Note: The repository may include other agent definitions in .cursor/agents (for example architecture or diagramming specialists). This guide covers only the Java delivery and BA agents listed below.

Dependencies on Skills and System prompts

Agents assume you can attach Skills (see Getting started for Skills for Java) and/or Cursor rules (see Getting started for System prompts for Java) so that @… references resolve in chat. The implementation agents name concrete skill prefixes (for example @322-frameworks-spring-boot-testing-integration-tests).

How to install the Agents?

Agents live next to your other Cursor project config. Install them the same way you install Cursor rules: copy the whole .cursor directory into the root of your Java repository (or use the same workflow you already use for .cursor/rules).

  • From a Git clone or ZIP: Copy the folder .cursor/agents (or the entire .cursor tree) into your project.
  • JBang setup (rules + Cursor layout): If you use the setup described in Getting started for System prompts for Java, ensure your process also preserves or copies .cursor/agents when you sync from this repository.

After installation you should see files such as robot-coordinator.md under .cursor/agents/ in your project.
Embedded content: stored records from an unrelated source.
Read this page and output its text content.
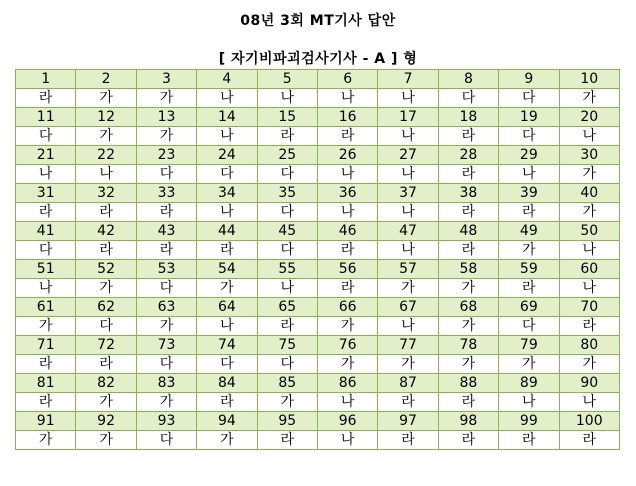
08년 3회 MT기사 답안
[ 자기비파괴검사기사 - A ] 형
1	2	3	4	5	6	7	8	9	10
라	가	가	나	나	나	나	다	다	가
11	12	13	14	15	16	17	18	19	20
다	가	가	나	라	라	나	라	다	나
21	22	23	24	25	26	27	28	29	30
나	나	다	다	다	나	나	라	나	가
31	32	33	34	35	36	37	38	39	40
라	라	라	나	다	나	나	라	라	가
41	42	43	44	45	46	47	48	49	50
다	라	라	라	다	라	나	라	가	나
51	52	53	54	55	56	57	58	59	60
나	가	다	가	나	라	가	가	라	나
61	62	63	64	65	66	67	68	69	70
가	다	가	나	라	가	나	가	다	라
71	72	73	74	75	76	77	78	79	80
라	라	다	다	다	가	가	가	가	가
81	82	83	84	85	86	87	88	89	90
라	가	가	라	가	나	라	라	나	나
91	92	93	94	95	96	97	98	99	100
가	가	다	가	라	나	라	라	라	라
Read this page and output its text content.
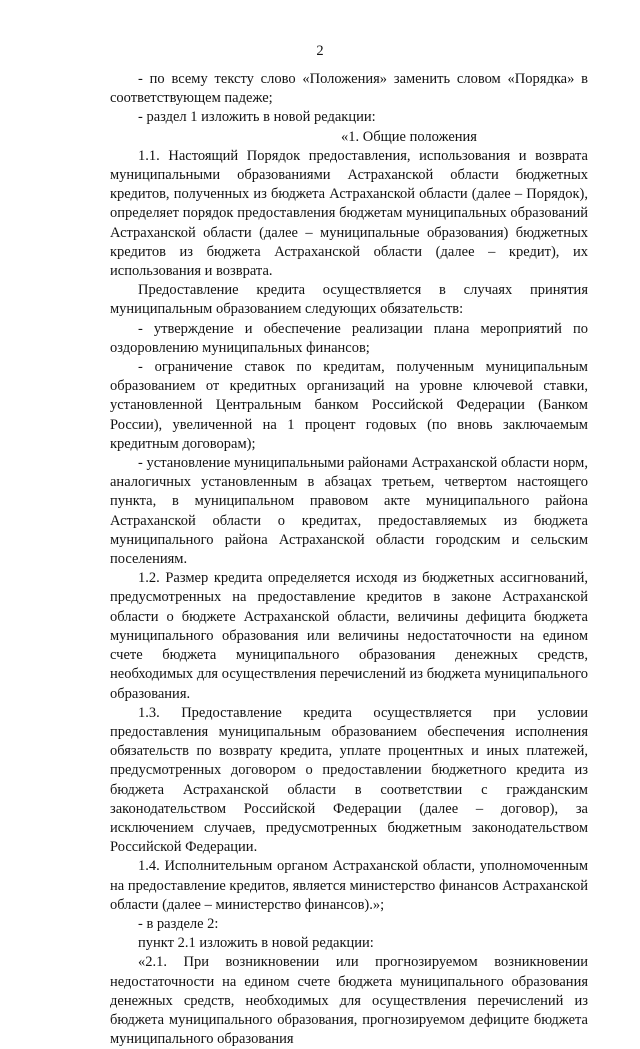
2

- по всему тексту слово «Положения» заменить словом «Порядка» в соответствующем падеже;

- раздел 1 изложить в новой редакции:

«1. Общие положения

1.1. Настоящий Порядок предоставления, использования и возврата муниципальными образованиями Астраханской области бюджетных кредитов, полученных из бюджета Астраханской области (далее – Порядок), определяет порядок предоставления бюджетам муниципальных образований Астраханской области (далее – муниципальные образования) бюджетных кредитов из бюджета Астраханской области (далее – кредит), их использования и возврата.

Предоставление кредита осуществляется в случаях принятия муниципальным образованием следующих обязательств:

- утверждение и обеспечение реализации плана мероприятий по оздоровлению муниципальных финансов;

- ограничение ставок по кредитам, полученным муниципальным образованием от кредитных организаций на уровне ключевой ставки, установленной Центральным банком Российской Федерации (Банком России), увеличенной на 1 процент годовых (по вновь заключаемым кредитным договорам);

- установление муниципальными районами Астраханской области норм, аналогичных установленным в абзацах третьем, четвертом настоящего пункта, в муниципальном правовом акте муниципального района Астраханской области о кредитах, предоставляемых из бюджета муниципального района Астраханской области городским и сельским поселениям.

1.2. Размер кредита определяется исходя из бюджетных ассигнований, предусмотренных на предоставление кредитов в законе Астраханской области о бюджете Астраханской области, величины дефицита бюджета муниципального образования или величины недостаточности на едином счете бюджета муниципального образования денежных средств, необходимых для осуществления перечислений из бюджета муниципального образования.

1.3. Предоставление кредита осуществляется при условии предоставления муниципальным образованием обеспечения исполнения обязательств по возврату кредита, уплате процентных и иных платежей, предусмотренных договором о предоставлении бюджетного кредита из бюджета Астраханской области в соответствии с гражданским законодательством Российской Федерации (далее – договор), за исключением случаев, предусмотренных бюджетным законодательством Российской Федерации.

1.4. Исполнительным органом Астраханской области, уполномоченным на предоставление кредитов, является министерство финансов Астраханской области (далее – министерство финансов).»;

- в разделе 2:

пункт 2.1 изложить в новой редакции:

«2.1. При возникновении или прогнозируемом возникновении недостаточности на едином счете бюджета муниципального образования денежных средств, необходимых для осуществления перечислений из бюджета муниципального образования, прогнозируемом дефиците бюджета муниципального образования
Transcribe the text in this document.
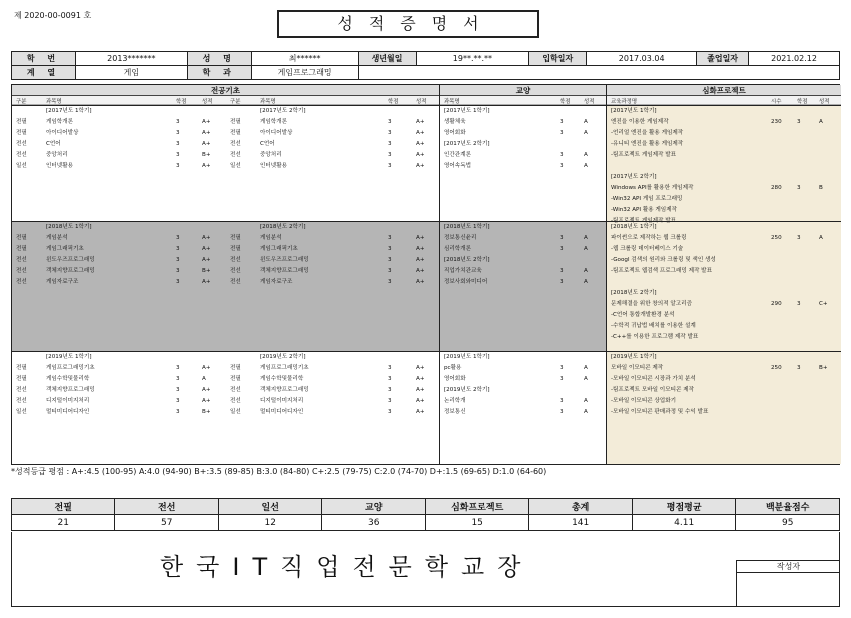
제 2020-00-0091 호	성적증명서
학 번	2013*******	성 명	최******	생년월일	19**.**.**	입학일자	2017.03.04	졸업일자	2021.02.12
계 열	게임	학 과	게임프로그래밍						
전공기초
구분	과목명	학점	성적	구분	과목명	학점	성적
[2017년도 1학기]	[2017년도 2학기]
전필	게임학개론	3	A+	전필	게임학개론	3	A+
전필	아이디어발상	3	A+	전필	아이디어발상	3	A+
전선	C언어	3	A+	전선	C언어	3	A+
전선	중앙처리	3	B+	전선	중앙처리	3	A+
일선	인터넷활용	3	A+	일선	인터넷활용	3	A+
[2018년도 1학기]	[2018년도 2학기]
전필	게임분석	3	A+	전필	게임분석	3	A+
전필	게임그래픽기초	3	A+	전필	게임그래픽기초	3	A+
전선	윈도우즈프로그래밍	3	A+	전선	윈도우즈프로그래밍	3	A+
전선	객체지향프로그래밍	3	B+	전선	객체지향프로그래밍	3	A+
전선	게임자료구조	3	A+	전선	게임자료구조	3	A+
[2019년도 1학기]	[2019년도 2학기]
전필	게임프로그래밍기초	3	A+	전필	게임프로그래밍기초	3	A+
전필	게임수학및물리학	3	A	전필	게임수학및물리학	3	A+
전선	객체지향프로그래밍	3	A+	전선	객체지향프로그래밍	3	A+
전선	디지털이미지처리	3	A+	전선	디지털이미지처리	3	A+
일선	멀티미디어디자인	3	B+	일선	멀티미디어디자인	3	A+
교양
과목명	학점	성적
[2017년도 1학기]
생활체육	3	A
영어회화	3	A
[2017년도 2학기]
인간관계론	3	A
영어속독법	3	A
[2018년도 1학기]
정보통신윤리	3	A
심리학개론	3	A
[2018년도 2학기]
직업가치관교육	3	A
정보사회와미디어	3	A
[2019년도 1학기]
pc활용	3	A
영어회화	3	A
[2019년도 2학기]
논리학개	3	A
정보통신	3	A
심화프로젝트
교육과정명	시수	학점 성적
[2017년도 1학기]
엔진을 이용한 게임제작	230	3	A
-언리얼 엔진을 활용 게임제작
-유니티 엔진을 활용 게임제작
-팀프로젝트 게임제작 발표
[2017년도 2학기]
Windows API를 활용한 게임제작	280	3	B
-Win32 API 게임 프로그래밍
-Win32 API 활용 게임제작
-팀프로젝트 게임제작 발표
[2018년도 1학기]
파이썬으로 제작하는 웹 크롤링	250	3	A
-웹 크롤링 데이터베이스 기술
-Googl 검색의 원리와 크롤링 및 색인 생성
-팀프로젝트 웹검색 프로그래밍 제작 발표
[2018년도 2학기]
문제해결을 위한 창의적 알고리즘	290	3	C+
-C언어 통합개발환경 분석
-수학적 귀납법 배치를 이용한 설계
-C++를 이용한 프로그램 제작 발표
[2019년도 1학기]
모바일 이모티콘 제작	250	3	B+
-모바일 이모티콘 시장과 가치 분석
-팀프로젝트 모바일 이모티콘 제작
-모바일 이모티콘 상업화기
-모바일 이모티콘 판매과정 및 수익 발표
*성적등급 평점 : A+:4.5 (100-95) A:4.0 (94-90) B+:3.5 (89-85) B:3.0 (84-80) C+:2.5 (79-75) C:2.0 (74-70) D+:1.5 (69-65) D:1.0 (64-60)
전필	전선	일선	교양	심화프로젝트	총계	평점평균	백분율점수
21	57	12	36	15	141	4.11	95
한국IT직업전문학교장	작성자
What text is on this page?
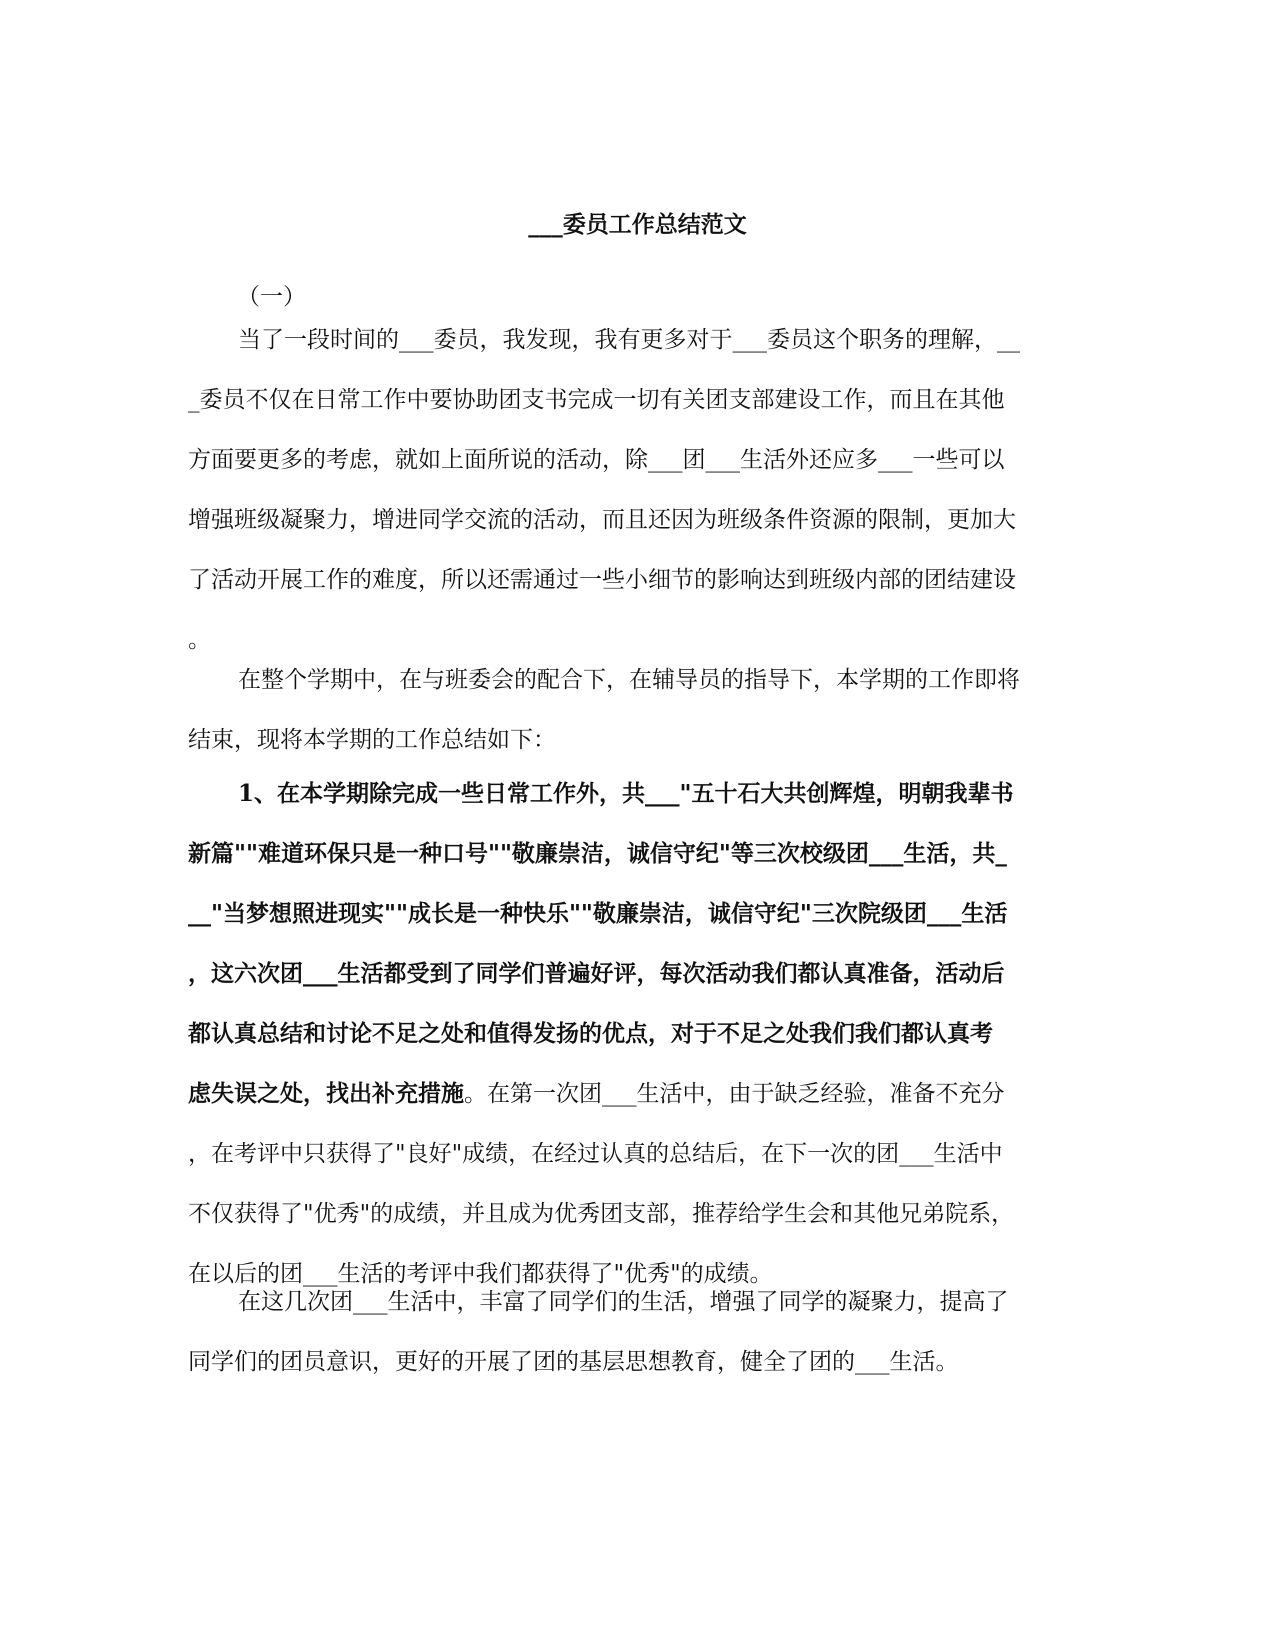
___委员工作总结范文
（一）
当了一段时间的___委员，我发现，我有更多对于___委员这个职务的理解，__
_委员不仅在日常工作中要协助团支书完成一切有关团支部建设工作，而且在其他
方面要更多的考虑，就如上面所说的活动，除___团___生活外还应多___一些可以
增强班级凝聚力，增进同学交流的活动，而且还因为班级条件资源的限制，更加大
了活动开展工作的难度，所以还需通过一些小细节的影响达到班级内部的团结建设
。
在整个学期中，在与班委会的配合下，在辅导员的指导下，本学期的工作即将
结束，现将本学期的工作总结如下：
1、在本学期除完成一些日常工作外，共___"五十石大共创辉煌，明朝我辈书
新篇""难道环保只是一种口号""敬廉崇洁，诚信守纪"等三次校级团___生活，共_
__"当梦想照进现实""成长是一种快乐""敬廉崇洁，诚信守纪"三次院级团___生活
，这六次团___生活都受到了同学们普遍好评，每次活动我们都认真准备，活动后
都认真总结和讨论不足之处和值得发扬的优点，对于不足之处我们我们都认真考
虑失误之处，找出补充措施。在第一次团___生活中，由于缺乏经验，准备不充分
，在考评中只获得了"良好"成绩，在经过认真的总结后，在下一次的团___生活中
不仅获得了"优秀"的成绩，并且成为优秀团支部，推荐给学生会和其他兄弟院系，
在以后的团___生活的考评中我们都获得了"优秀"的成绩。
在这几次团___生活中，丰富了同学们的生活，增强了同学的凝聚力，提高了
同学们的团员意识，更好的开展了团的基层思想教育，健全了团的___生活。
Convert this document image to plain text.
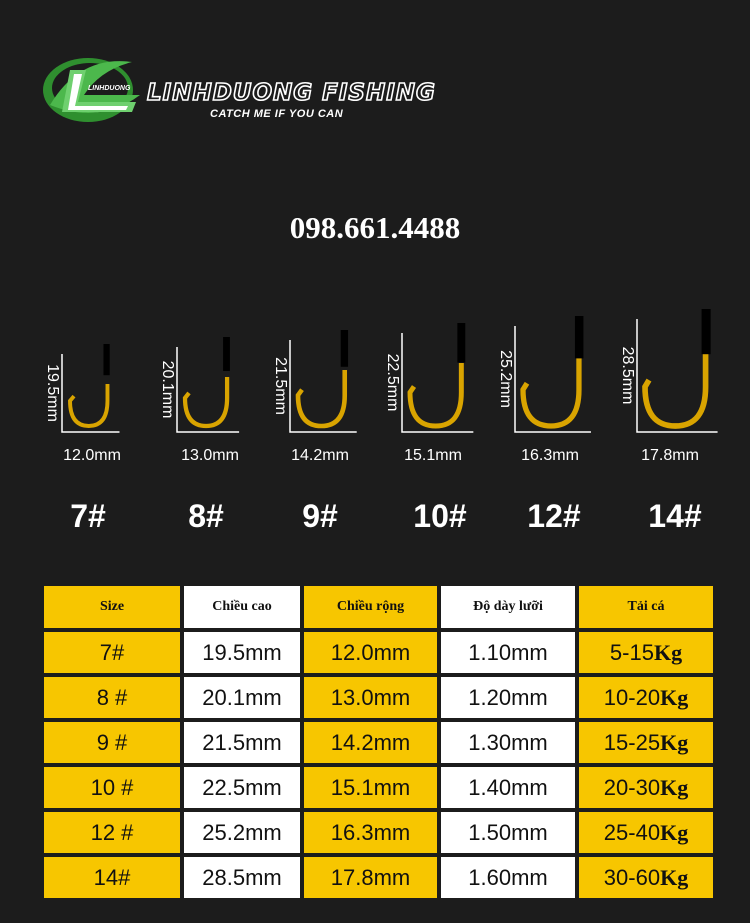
LINHDUONG LINHDUONG FISHING
CATCH ME IF YOU CAN
098.661.4488
19.5mm
12.0mm
20.1mm
13.0mm
21.5mm
14.2mm
22.5mm
15.1mm
25.2mm
16.3mm
28.5mm
17.8mm
7#	8#	9#	10#	12#	14#
Size	Chiều cao	Chiều rộng	Độ dày lưỡi	Tải cá
7#	19.5mm	12.0mm	1.10mm	5-15Kg
8 #	20.1mm	13.0mm	1.20mm	10-20Kg
9 #	21.5mm	14.2mm	1.30mm	15-25Kg
10 #	22.5mm	15.1mm	1.40mm	20-30Kg
12 #	25.2mm	16.3mm	1.50mm	25-40Kg
14#	28.5mm	17.8mm	1.60mm	30-60Kg
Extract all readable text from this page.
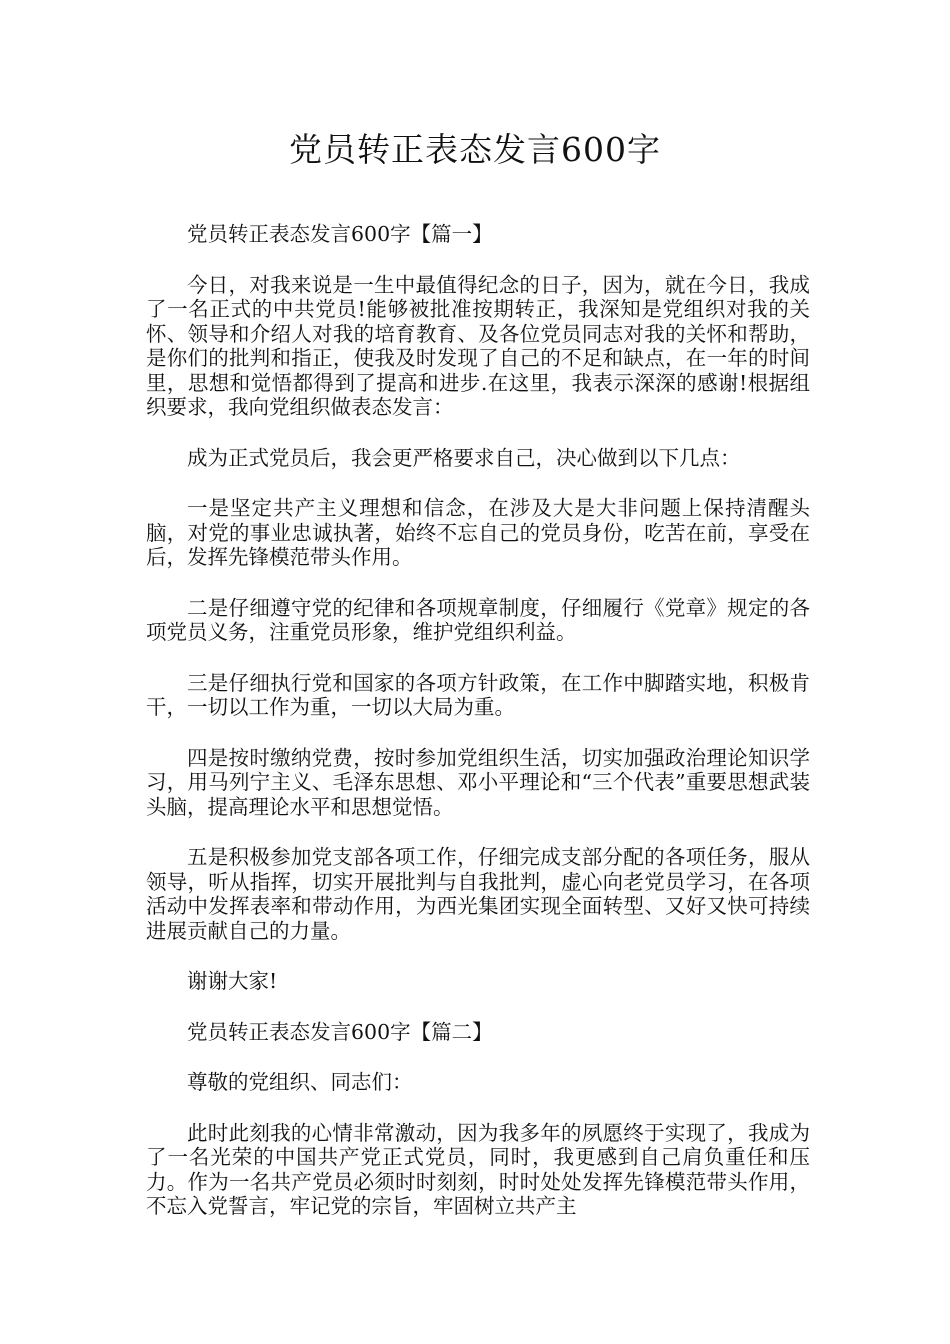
党员转正表态发言600字

党员转正表态发言600字【篇一】

今日，对我来说是一生中最值得纪念的日子，因为，就在今日，我成了一名正式的中共党员!能够被批准按期转正，我深知是党组织对我的关怀、领导和介绍人对我的培育教育、及各位党员同志对我的关怀和帮助，是你们的批判和指正，使我及时发现了自己的不足和缺点，在一年的时间里，思想和觉悟都得到了提高和进步.在这里，我表示深深的感谢!根据组织要求，我向党组织做表态发言：

成为正式党员后，我会更严格要求自己，决心做到以下几点：

一是坚定共产主义理想和信念，在涉及大是大非问题上保持清醒头脑，对党的事业忠诚执著，始终不忘自己的党员身份，吃苦在前，享受在后，发挥先锋模范带头作用。

二是仔细遵守党的纪律和各项规章制度，仔细履行《党章》规定的各项党员义务，注重党员形象，维护党组织利益。

三是仔细执行党和国家的各项方针政策，在工作中脚踏实地，积极肯干，一切以工作为重，一切以大局为重。

四是按时缴纳党费，按时参加党组织生活，切实加强政治理论知识学习，用马列宁主义、毛泽东思想、邓小平理论和“三个代表”重要思想武装头脑，提高理论水平和思想觉悟。

五是积极参加党支部各项工作，仔细完成支部分配的各项任务，服从领导，听从指挥，切实开展批判与自我批判，虚心向老党员学习，在各项活动中发挥表率和带动作用，为西光集团实现全面转型、又好又快可持续进展贡献自己的力量。

谢谢大家!

党员转正表态发言600字【篇二】

尊敬的党组织、同志们：

此时此刻我的心情非常激动，因为我多年的夙愿终于实现了，我成为了一名光荣的中国共产党正式党员，同时，我更感到自己肩负重任和压力。作为一名共产党员必须时时刻刻，时时处处发挥先锋模范带头作用，不忘入党誓言，牢记党的宗旨，牢固树立共产主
Agent catalog (Java delivery and BA)

For implementation from a plan, your entry point is @robot-coordinator only. It identifies the stack and delegates to the correct robot-*-coder; do not @-mention the coder agents yourself for that workflow.

Agent Role How you use it
robot-business-analyst BA review: stories ↔ plan ↔ ADRs; readonly. @ this agent directly for requirements review (not part of the coordinator’s implementation delegation).
robot-coordinator Coordinates work from *.plan.md; routes to one framework-specific implementer; splits handoffs by Parallel group. @ this agent when you have a structured plan (with Parallel / execution order when applicable) and want implementation delegated in order.
robot-java-coder Plain Java / Maven implementation specialist. Delegation target only—the coordinator assigns this agent when the stack is plain Java or framework-neutral.
robot-spring-boot-coder Spring Boot implementation (REST, Data JDBC, test slices, etc.). Delegation target only—the coordinator assigns this agent when the stack is Spring Boot.
robot-quarkus-coder Quarkus implementation (Jakarta REST, CDI, Panache/JDBC, Quarkus tests). Delegation target only—the coordinator assigns this agent when the stack is Quarkus.
robot-micronaut-coder Micronaut implementation (@Controller, Micronaut Data, HttpClient tests). Delegation target only—the coordinator assigns this agent when the stack is Micronaut.

Using your first Agent in Cursor

  1. Open your Java repository that already has .cursor/agents (and preferably Skills / rules as above).
  2. For implementation, mention only @robot-coordinator and attach the plan; describe milestones or constraints in the message. The coordinator’s job is to delegate to the right robot-*-coder (you do not @ those coders yourself for plan execution).
  3. For requirements review, mention @robot-business-analyst directly and attach or paste stories, plans, and ADRs.

Examples:

  • “Using @robot-coordinator, execute the plan at path/to/PLAN-*.plan.md and delegate implementation per Parallel groups.”
  • “Using @robot-business-analyst, review these files for traceability: [paste or attach stories, plan, ADRs].”